Bentuk jihad pertama adalah itsbatu wujudillah, yaitu menegaskan eksistensi Allah swt di muka bumi, seperti dengan melantunkan adzan, juga bermacam-macam dzikir dan wirid. Bentuk kedua adalah iqamatu syari’atillah, menegakkan syariat Allah (baca: nilai-nilai agama), seperti shalat, puasa, zakat, haji, nilai-nilai kejujuran, keadilan, kebenaran, dan sebagainya. Bentuk ketiga, al-qital fi sabilillah, berpegang di jalan Allah, artinya jika ada komunitas yang memusuhi kita dengan segala argumentasi yang dibenarkan agama, maka kita baru dibenarkan berperang sesuai dengan rambu-rambu yang ditetapkan Allah. Bentuk keempat, daf’u dlararul ma’shumin musliman kana au dzimmiyyan, yakni mencukupi kebutuhan dan kepentingan orang yang harus ditanggung (oleh pemerintah) baik itu yang muslim maupun kafir dzimmi (termasuk orang Kristani, Majusi, Yahudi, Hindu, Budha, Khong Hu Chu serta pemeluk-pemeluk agama lainnya yang bukan menjadi musuh). Dengan cara mencukupi sandang, pangan dan papan.

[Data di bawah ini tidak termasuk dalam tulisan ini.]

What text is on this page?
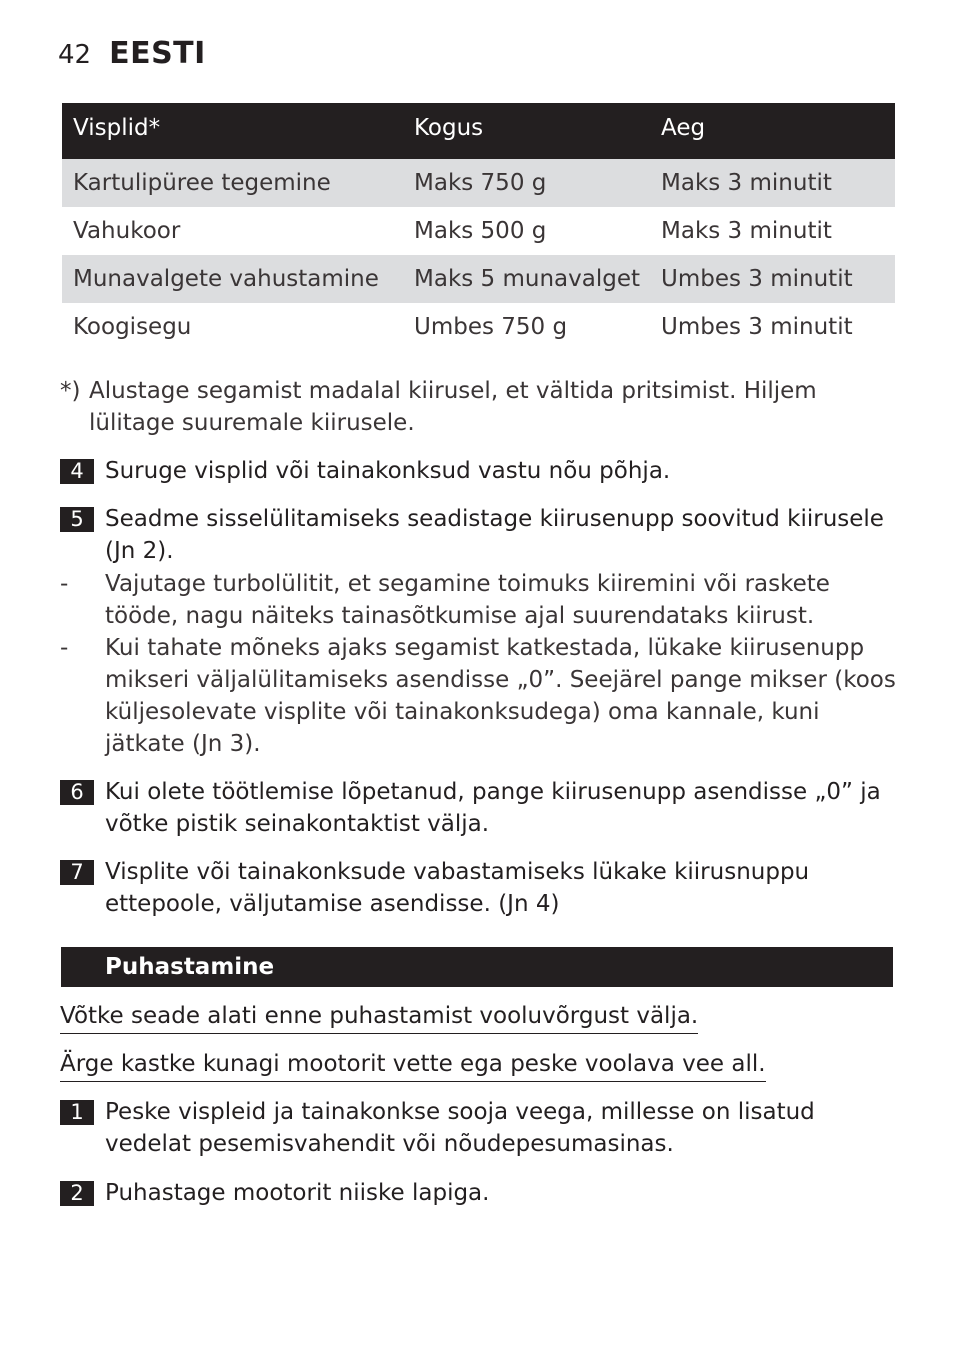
42 EESTI
Visplid*	Kogus	Aeg
Kartulipüree tegemine	Maks 750 g	Maks 3 minutit
Vahukoor	Maks 500 g	Maks 3 minutit
Munavalgete vahustamine	Maks 5 munavalget	Umbes 3 minutit
Koogisegu	Umbes 750 g	Umbes 3 minutit
*) Alustage segamist madalal kiirusel, et vältida pritsimist. Hiljem lülitage suuremale kiirusele.
4 Suruge visplid või tainakonksud vastu nõu põhja.
5 Seadme sisselülitamiseks seadistage kiirusenupp soovitud kiirusele (Jn 2).
- Vajutage turbolülitit, et segamine toimuks kiiremini või raskete tööde, nagu näiteks tainasõtkumise ajal suurendataks kiirust.
- Kui tahate mõneks ajaks segamist katkestada, lükake kiirusenupp mikseri väljalülitamiseks asendisse „0”. Seejärel pange mikser (koos küljesolevate visplite või tainakonksudega) oma kannale, kuni jätkate (Jn 3).
6 Kui olete töötlemise lõpetanud, pange kiirusenupp asendisse „0” ja võtke pistik seinakontaktist välja.
7 Visplite või tainakonksude vabastamiseks lükake kiirusnuppu ettepoole, väljutamise asendisse. (Jn 4)
Puhastamine
Võtke seade alati enne puhastamist vooluvõrgust välja.
Ärge kastke kunagi mootorit vette ega peske voolava vee all.
1 Peske vispleid ja tainakonkse sooja veega, millesse on lisatud vedelat pesemisvahendit või nõudepesumasinas.
2 Puhastage mootorit niiske lapiga.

Dari keempat model jihad tersebut, Hadlratus-Syaikh KH. Hasyim Asy’ari (Rais Akbar NU) merupakan ulama yang pernah menterjemahkan makna “jihad” secara kontekstual di bumi Indonesia. Pada bulan November 1945, ketika serdadu sekutu (dalam hal ini Inggris) datang ke Surabaya untuk merebut kembali Kemerdekaan Indonesia, beliau secara tegas mengeluarkan resolusi jihad guna memerangi sekutu. Perang yang dimaksud Hadlratus-Syaikh sama sekali tidak dimaksudkan membela ‘agama” an-sich, tetapi guna membela tanah air yang disitu melindungi semua komunitas, baik muslim, kristen, hindu, budha, konghuchu, aliran kepercayaan maupun lainnya. Menurut K.H. Masdar F. Mas’udi (Rois Syuriah PBNU), dalam konteks inilah, kalangan muslim dituntut untuk lebih mampu menempatkan diri dan menampilkan ajaran agamanya sebagaimana pembawa kebaikan (rahmatan li al-0alamin). Artinya, kaum muslim harus mampu menampilkan diri dalam sikap hidup kebangsaan yang tidak lagi melihat kesenjangan antara keislaman dan keindonesiaan. (Syarah Konstitusi UUD 45 dalam Perspektif Islam)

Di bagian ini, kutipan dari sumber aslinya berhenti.